In der Tat darf die Bundeswehr gemäß des erteilten Mandates in einem sehr weiträumigen Gebiet operieren. Es umfasst die arabische Halbinsel, Mittel- und Zentralasien und den nordöstlichen Teil Afrikas sowie die angrenzenden Seegebiete. Allerdings unterliegt diese Regelung einer entscheidenden Auflage. Deutsche Soldaten dürfen nur in den Gebieten jener Staaten - mit Ausnahme von Afghanistan - aktiv werden, deren Regierungen dies auch ausdrücklich genehmigen. Alles andere würde auch eine Verletzung des Völkerrechts darstellen.

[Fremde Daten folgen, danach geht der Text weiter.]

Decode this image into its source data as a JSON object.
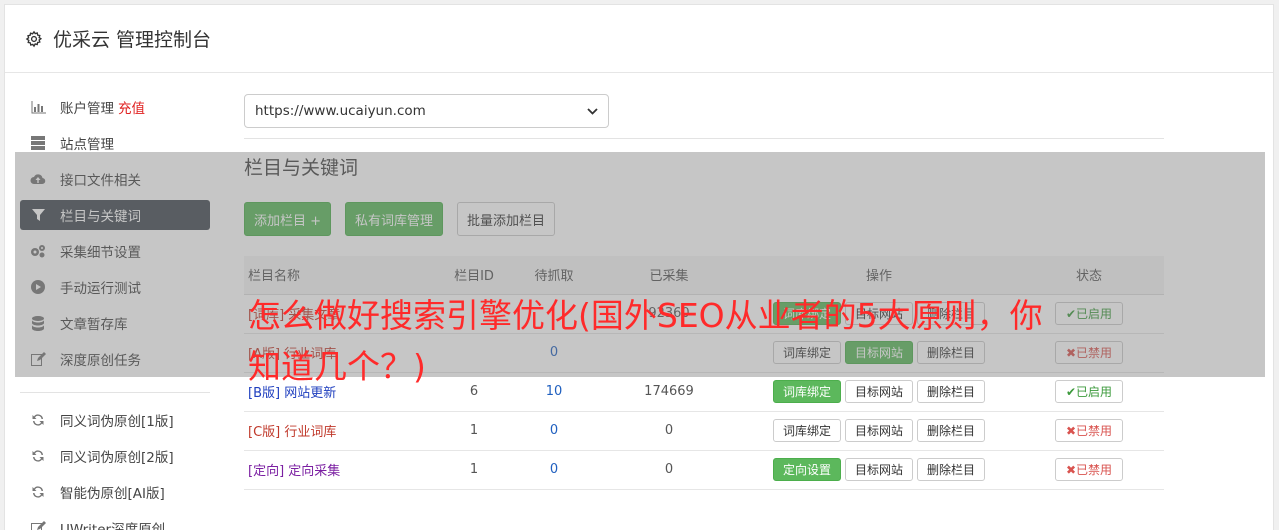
{
  "header": {
    "title": "优采云 管理控制台",
    "icon": "gear-icon"
  },
  "sidebar": {
    "items": [
      {
        "label": "账户管理",
        "extra": "充值",
        "icon": "bar-chart-icon"
      },
      {
        "label": "站点管理",
        "icon": "server-icon"
      },
      {
        "label": "接口文件相关",
        "icon": "cloud-upload-icon"
      },
      {
        "label": "栏目与关键词",
        "icon": "filter-icon",
        "active": true
      },
      {
        "label": "采集细节设置",
        "icon": "cogs-icon"
      },
      {
        "label": "手动运行测试",
        "icon": "play-icon"
      },
      {
        "label": "文章暂存库",
        "icon": "database-icon"
      },
      {
        "label": "深度原创任务",
        "icon": "edit-icon"
      }
    ],
    "items2": [
      {
        "label": "同义词伪原创[1版]",
        "icon": "refresh-icon"
      },
      {
        "label": "同义词伪原创[2版]",
        "icon": "refresh-icon"
      },
      {
        "label": "智能伪原创[AI版]",
        "icon": "refresh-icon"
      },
      {
        "label": "UWriter深度原创",
        "icon": "edit-icon"
      }
    ]
  },
  "main": {
    "site_select": "https://www.ucaiyun.com",
    "section_title": "栏目与关键词",
    "buttons": {
      "add": "添加栏目 +",
      "private": "私有词库管理",
      "batch": "批量添加栏目"
    },
    "table": {
      "headers": [
        "栏目名称",
        "栏目ID",
        "待抓取",
        "已采集",
        "操作",
        "状态"
      ],
      "rows": [
        {
          "tag": "[词库]",
          "name": "采集文章",
          "id": "",
          "pending": "",
          "collected": "92360",
          "op1": "词库绑定",
          "op2": "目标网站",
          "op3": "删除栏目",
          "status": "✔已启用"
        },
        {
          "tag": "[A版]",
          "name": "行业词库",
          "id": "",
          "pending": "0",
          "collected": "",
          "op1": "词库绑定",
          "op2": "目标网站",
          "op3": "删除栏目",
          "status": "✖已禁用"
        },
        {
          "tag": "[B版]",
          "name": "网站更新",
          "id": "6",
          "pending": "10",
          "collected": "174669",
          "op1": "词库绑定",
          "op2": "目标网站",
          "op3": "删除栏目",
          "status": "✔已启用"
        },
        {
          "tag": "[C版]",
          "name": "行业词库",
          "id": "1",
          "pending": "0",
          "collected": "0",
          "op1": "词库绑定",
          "op2": "目标网站",
          "op3": "删除栏目",
          "status": "✖已禁用"
        },
        {
          "tag": "[定向]",
          "name": "定向采集",
          "id": "1",
          "pending": "0",
          "collected": "0",
          "op1": "定向设置",
          "op2": "目标网站",
          "op3": "删除栏目",
          "status": "✖已禁用"
        }
      ]
    }
  },
  "overlay_headline": "怎么做好搜索引擎优化(国外SEO从业者的5大原则，你知道几个？)",
  "colors": {
    "green": "#5cb85c",
    "sidebar_active": "#444b53",
    "headline": "#ff2a2a"
  }
}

Doch diese Einschränkung stellt die Bundeswehr und ihre Verbündeten auch vor Probleme. Die Einheiten der Bundesmarine, die am Horn von Afrika zusammen mit den Koalitionskräften aus den USA, Frankreich, Italien, Großbritannien und Pakistan (Task Force 150) den Seeverkehr kontrollieren und den Transport von Waffen, Munition oder Drogen im Auftrag von Terrororganisationen wie Al Qaida unterbinden sollen, dürfen eben auch nicht in die Hoheitsgewässer der Anrainer-Staaten ihres Einsatzgebietes eindringen: Dieses umfasst das Rote Meer mit der Meerenge Bab el Mandeb, den Golf von Aden, die Arabische See und den Golf von Oman bis zur Straße von Hormus - ein Gebiet, in das die Fläche Deutschlands acht mal passen würde. Experten gehen jedoch davon aus, dass der Schmuggel von Waffen für Terroristen eben genau in jenen küstennahen Bereichen der angrenzenden Staaten über die Bühne gehen könnte, in denen die Bundesmarine nicht aktiv werden darf - und dies auch nicht tut, wie von Seiten des Verteidigungsministeriums ausdrücklich betont wird. Selbst im Falle von Somalia, einem völlig zerrütteten Staat, würde man die Hoheitsrechte achten.
Seit Beginn der Militäroperation "Enduring Freedom" am Horn von Afrika im Februar 2002 hat die Bundesmarine, die von Dschibuti aus operiert, circa 11.000 Schiffe überprüft. Überprüft heißt, dass die Schiffe über Funk ihren Namen, ihren Zielhafen, den zuletzt angelaufen Hafen und vor allem ihre Ladung angeben müssen. Die Daten werden an das amerikanische Einsatzkommado in Bahrain übermittelt und dort überprüft. In Verdachtsfällen werden die Schiffe von so genannten Boarding-Teams, kleinen bewaffneten Kommando-Trupps durchsucht. Dazu ist es allerdings von Seiten der deutschen Kriegsschiffe nach Angaben des Einsatzführungskommandos der Bundeswehr in Potsdam erst 50 mal gekommen. Die Bundesmarine hat auch das Recht, die Schiffe unter Androhung von Waffengewalt in einen Hafen zur dortigen Untersuchung umzuleiten - vor allem dann, wenn Waffen, Munition, Drogen oder Tatverdächtige an Bord gefunden werden.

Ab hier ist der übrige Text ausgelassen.